The Iraqi government has been hard at work to overcome one of the biggest challenges standing in the way of internally displaced people returning to their areas of origin: completely destroyed homes.
As part of this effort, a housing complex in Salaheddine province was opened for families that have been living in displacement camps for years and cannot rebuild their homes at present.
The housing complex, which was completed in late November, includes 100 low cost homes and is one of several projects that officials hope would contribute towards containing the crisis of damaged homes in Salaheddine.
Khaled Mahjoub, director of the Salaheddine branch of the Ministry of Migration and Displacement, told Diyaruna the complex is "exclusively reserved for the most impoverished displaced families that cannot return as a result of complete destruction to their homes".
The complex, located in al-Qadisiyah area in northern Tikrit, includes small housing units supplied with water and electricity and is already housing all 100 families.
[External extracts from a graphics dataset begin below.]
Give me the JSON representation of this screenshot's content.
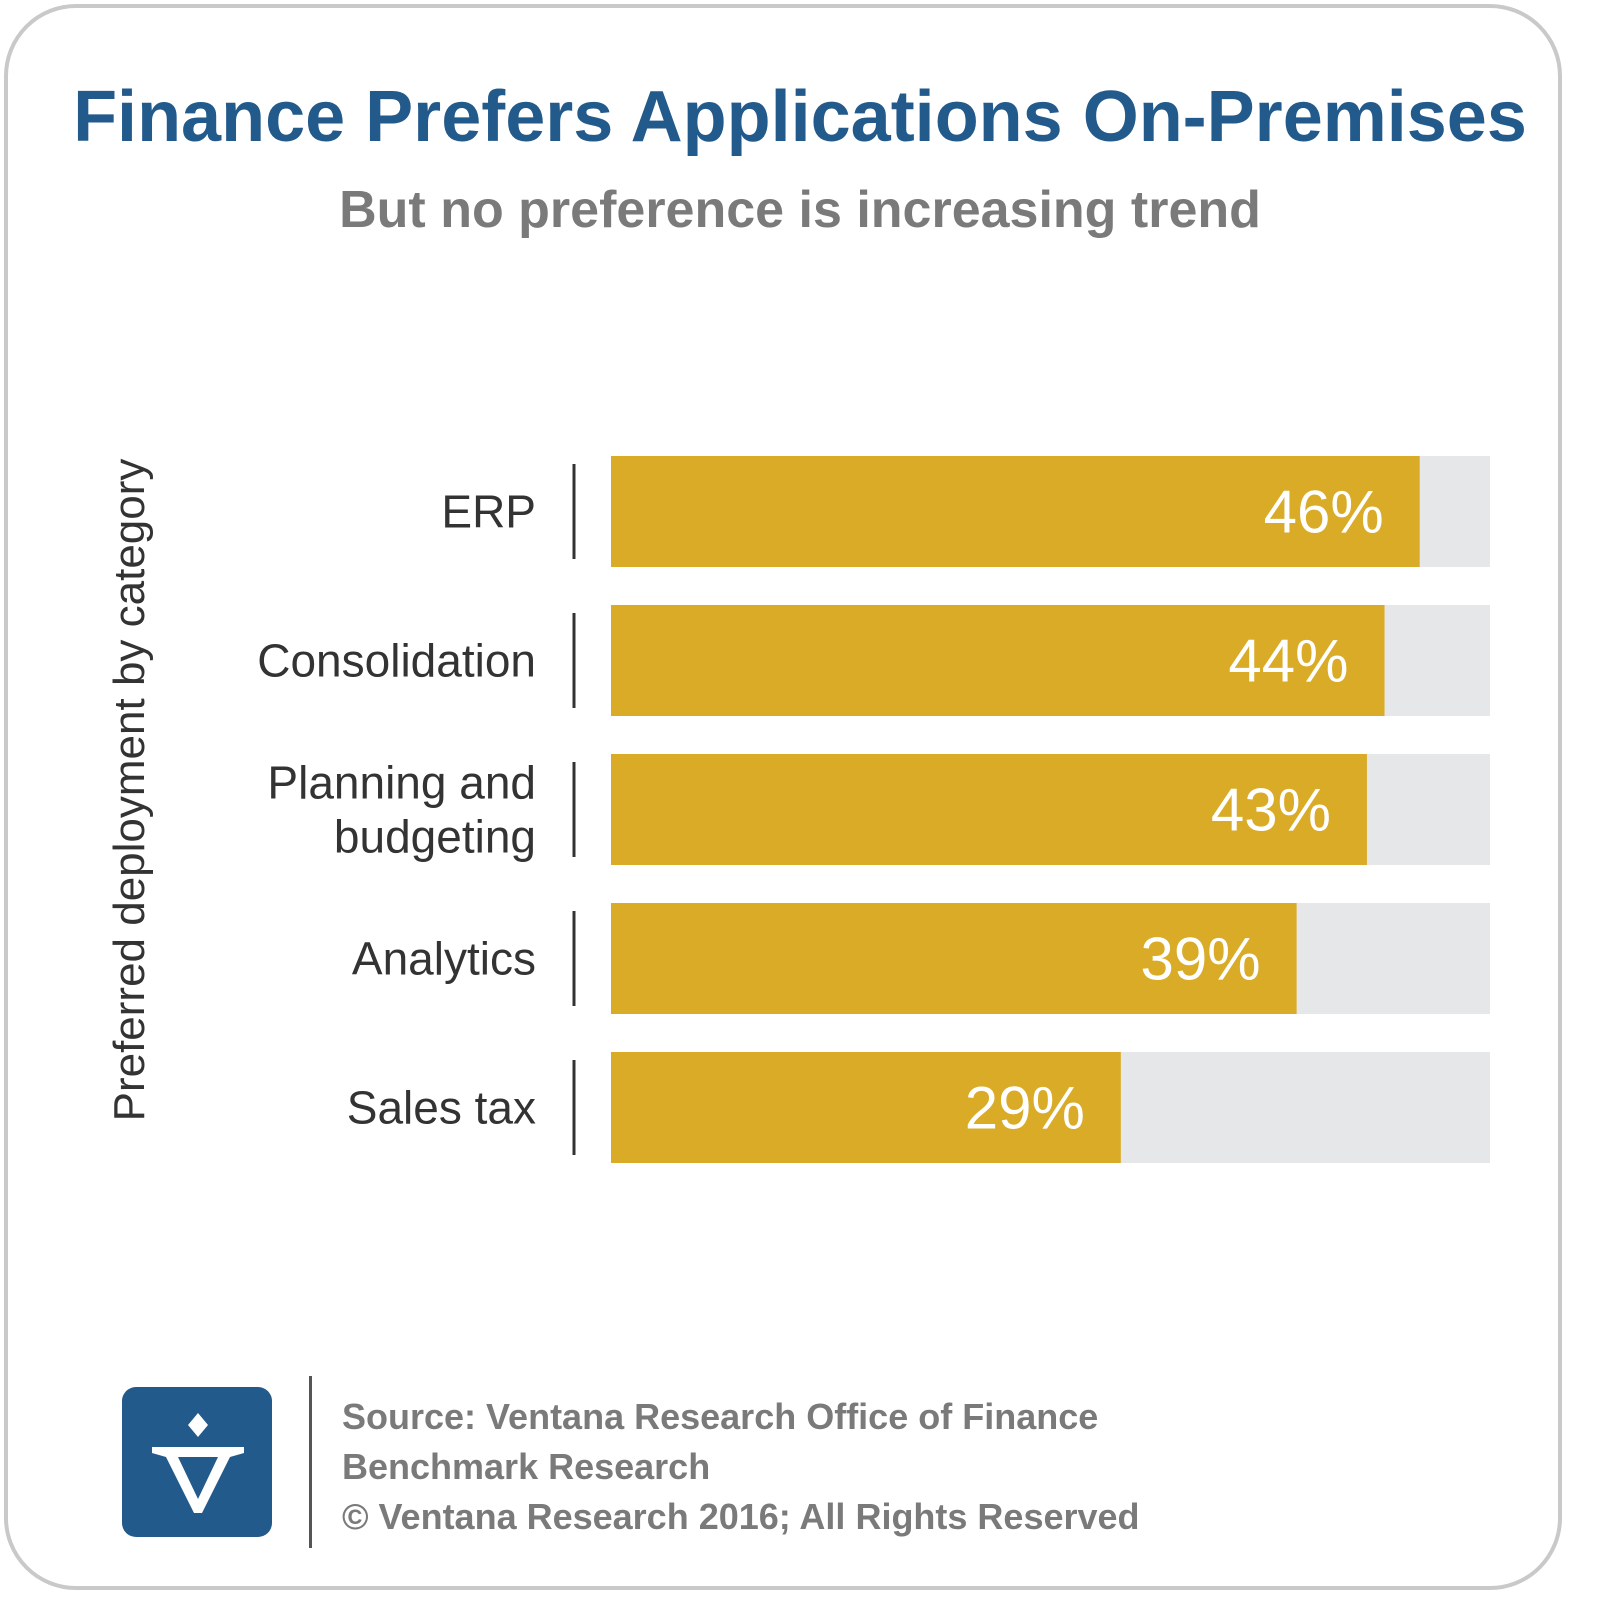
{
  "header": {
    "title": "Finance Prefers Applications On-Premises",
    "subtitle": "But no preference is increasing trend"
  },
  "chart_data": {
    "type": "bar",
    "orientation": "horizontal",
    "title": "Finance Prefers Applications On-Premises",
    "subtitle": "But no preference is increasing trend",
    "ylabel": "Preferred deployment by category",
    "xlabel": "",
    "categories": [
      "ERP",
      "Consolidation",
      "Planning and budgeting",
      "Analytics",
      "Sales tax"
    ],
    "category_lines": [
      [
        "ERP"
      ],
      [
        "Consolidation"
      ],
      [
        "Planning and",
        "budgeting"
      ],
      [
        "Analytics"
      ],
      [
        "Sales tax"
      ]
    ],
    "values": [
      46,
      44,
      43,
      39,
      29
    ],
    "value_labels": [
      "46%",
      "44%",
      "43%",
      "39%",
      "29%"
    ],
    "xlim": [
      0,
      50
    ],
    "bar_color": "#d9ab26",
    "track_color": "#e6e7e8",
    "value_label_color": "#ffffff",
    "grid": false,
    "legend": "none"
  },
  "footer": {
    "source_line1": "Source: Ventana Research Office of Finance",
    "source_line2": "Benchmark Research",
    "copyright": "© Ventana Research 2016; All Rights Reserved",
    "logo_icon": "ventana-v-logo",
    "logo_color": "#235a8c"
  }
}
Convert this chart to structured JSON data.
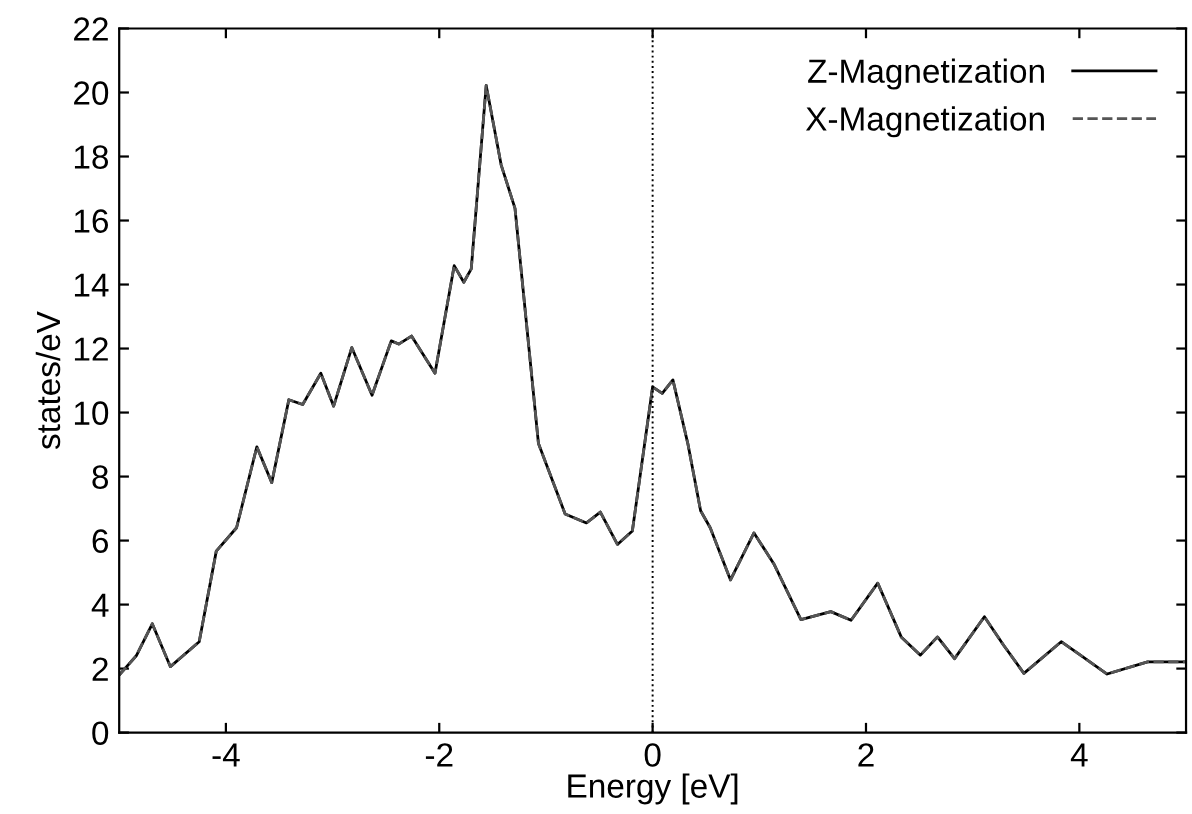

Two years ago, the ministry had launched another similar project where 1,500 caravan homes were built to house displaced families in the areas of Yathreb, Aziz Balad, Juzayrat and Um Shaeefa, Mahjoub said.
The project is still ongoing and "more such homes are being built in al-Rawashid area with help from the UNHCR", he said.
The "100 homes" housing complex was a result of joint efforts between the local authorities and the Ministry of Migration with support from the International Organisation for Migration (IOM), said Fazaa al-Shimmari, director of the Joint Monitoring and Co-ordination Centre between the Salaheddine government and the federal government.
Other housing projects
Al-Shimmari spoke to Diyaruna of the joint effort to build other complexes for displaced families with the help of international organisations, in order to support families that are suffering from abject poverty and improve their conditions.
"We are focusing on housing people from areas that were most affected by terrorist operations, such as Baiji district, al-Siniya and the outskirts of al-Sharqat," he added.
"So far, 3,000 compensation applications have been processed for families whose properties were damaged by the war and these families have received the funds," Salaheddine governor Ammar Jabr told Diyaruna.
"There are 15,000 more applications that are being processed," he added.
However, the compensation only covers 20% of the total damage -- which does not cover the cost of rebuilding destroyed homes, he said, and should be increased.
Salaheddine's local government also gets 5,000 units out of a total of 100,000 low cost units the federal government is building across all Iraqi provinces for poor and displaced families.
The local government hopes the "National Housing Project" will alleviate the burden on IDPs and reinforce stability in the province, Jabr said.
The lots where the units will be built have already been designated, he said, and the designs have been completed, awaiting the start of construction work soon.
Jabr said they have requested more units be allocated to Salaheddine from the "National Housing Project", proportionately with the level of destruction to residential homes.
Statistics show there are still about 17,000 damaged homes in the province, he said.